5 Conclusion, Limitations and Future Research

Despite emerging scientific work in the field of conversational agents, we still observe a lack of research on how multiple well-designed chatbots could be reused in a jointly coordinated manner to scale beyond the scope of a single chatbot application. Thus, we, proposed an approach consisting of three steps allowing us to decompose a user request into topics, classifying the answering chatbot for each topic and finally obtaining a composed answer. The evaluation of our approach using six chatbots provides promising results and illustrates the ability of our approach to scale beyond the scope of a single chatbot by orchestrating chatbots with different capabilities.

Thus, our work contributes to literature by taking an integrated perspective by not only ranking chatbot answers based on priority lists or human feedback but rather combining research streams by embedding chatbots as provider-agents into a multi-agent-based architecture.
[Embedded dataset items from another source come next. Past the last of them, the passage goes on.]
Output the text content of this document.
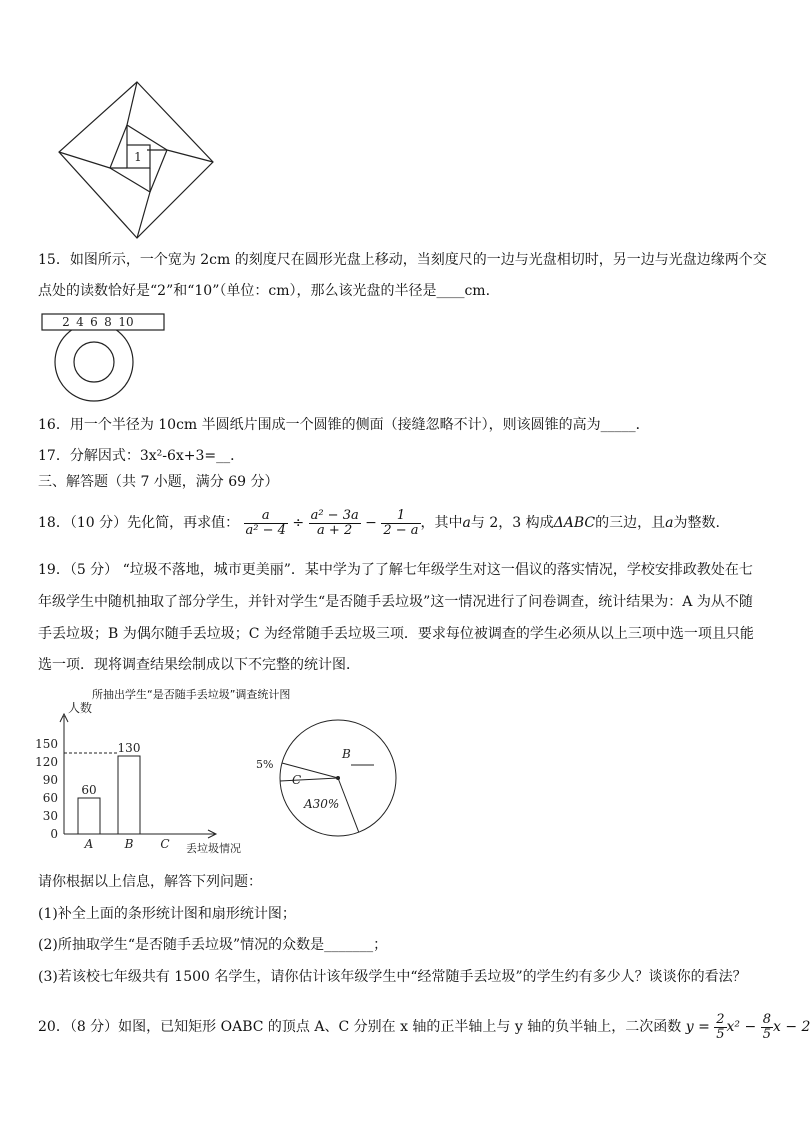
1
15．如图所示，一个宽为 2cm 的刻度尺在圆形光盘上移动，当刻度尺的一边与光盘相切时，另一边与光盘边缘两个交
点处的读数恰好是“2”和“10”（单位：cm），那么该光盘的半径是____cm.
2 4 6 8 10
16．用一个半径为 10cm 半圆纸片围成一个圆锥的侧面（接缝忽略不计），则该圆锥的高为_____．
17．分解因式：3x²-6x+3=__．
三、解答题（共 7 小题，满分 69 分）
18．（10 分）先化简，再求值： $\frac{a}{\text{a² − 4}} \div \frac{\text{a² − 3a}}{a + 2} - \frac{1}{2 - a}$ ，其中a与 2，3 构成ΔABC的三边，且a为整数.
19．（5 分） “垃圾不落地，城市更美丽”．某中学为了了解七年级学生对这一倡议的落实情况，学校安排政教处在七
年级学生中随机抽取了部分学生，并针对学生“是否随手丢垃圾”这一情况进行了问卷调查，统计结果为：A 为从不随
手丢垃圾；B 为偶尔随手丢垃圾；C 为经常随手丢垃圾三项．要求每位被调查的学生必须从以上三项中选一项且只能
选一项．现将调查结果绘制成以下不完整的统计图．
所抽出学生“是否随手丢垃圾”调查统计图
人数
丢垃圾情况
0
30
60
90
120
150
A
60
B
130
C
A30%
B
C
5%
请你根据以上信息，解答下列问题：
(1)补全上面的条形统计图和扇形统计图；
(2)所抽取学生“是否随手丢垃圾”情况的众数是_______；
(3)若该校七年级共有 1500 名学生，请你估计该年级学生中“经常随手丢垃圾”的学生约有多少人？谈谈你的看法？
20．（8 分）如图，已知矩形 OABC 的顶点 A、C 分别在 x 轴的正半轴上与 y 轴的负半轴上，二次函数 $y = \frac{2}{5} x^2 - \frac{8}{5}$ x − 2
Furthermore, our novel approach paves the way for immensely versatile chatbot applications insofar as our chatbot approach is capable of scaling the scope of answerable questions and topics depending on the amount of integrated chatbots. In practice, for example, using our approach a company can combine freely available chitchat chatbots or certain specific chatbots with their domain-specific chatbot in order to enhance response options and capabilities. In addition, our approach might be used to address constraints such as “information overload” and “redundant information” mentioned in Stoeckli et al. [52]. Against this background, our novel multi-agent-based chatbot approach constitutes a promising first step in order to overcome current challenges in giving reasonable answers to a variety of possible requests.

Even though our research provides a sound integration of chatbots into a multi-agent-based architecture, there are some limitations, which can serve as starting points for future research. First, we only considered the decomposing, planning and composing of single-turn requests and independent topics in our demonstration and evaluation. While in a first step, it seemed appropriate to take such a perspective, future studies can enhance the agents of the second and third step in order to demonstrate and evaluate our novel approach in terms of sequential dependent topics. Moreover, in our demonstration and evaluation, we consider only a simple parametrization and compare our approach with competing artifacts applicable in a multi-agent-based chatbot context. Thus, we encourage further research to evaluate our approach using more complex parametrizations and competing artifacts in non-multi-agent-based contexts. Finally, it would be of interest to analyze the feedback of real chatbot users in order to evaluate the proposed approach in a real-world application as well as integrate dynamic learning strategies that consider context information and personal preferences of users.

Summing up, we believe that our study is a first, but an indispensable step towards multi-agent-based chatbots. We hope our work will stimulate further research in this exciting area and encourage scientists as well as practitioners to reuse existing chatbots by applying the “divide and conquer” paradigm of multi-agent-based systems.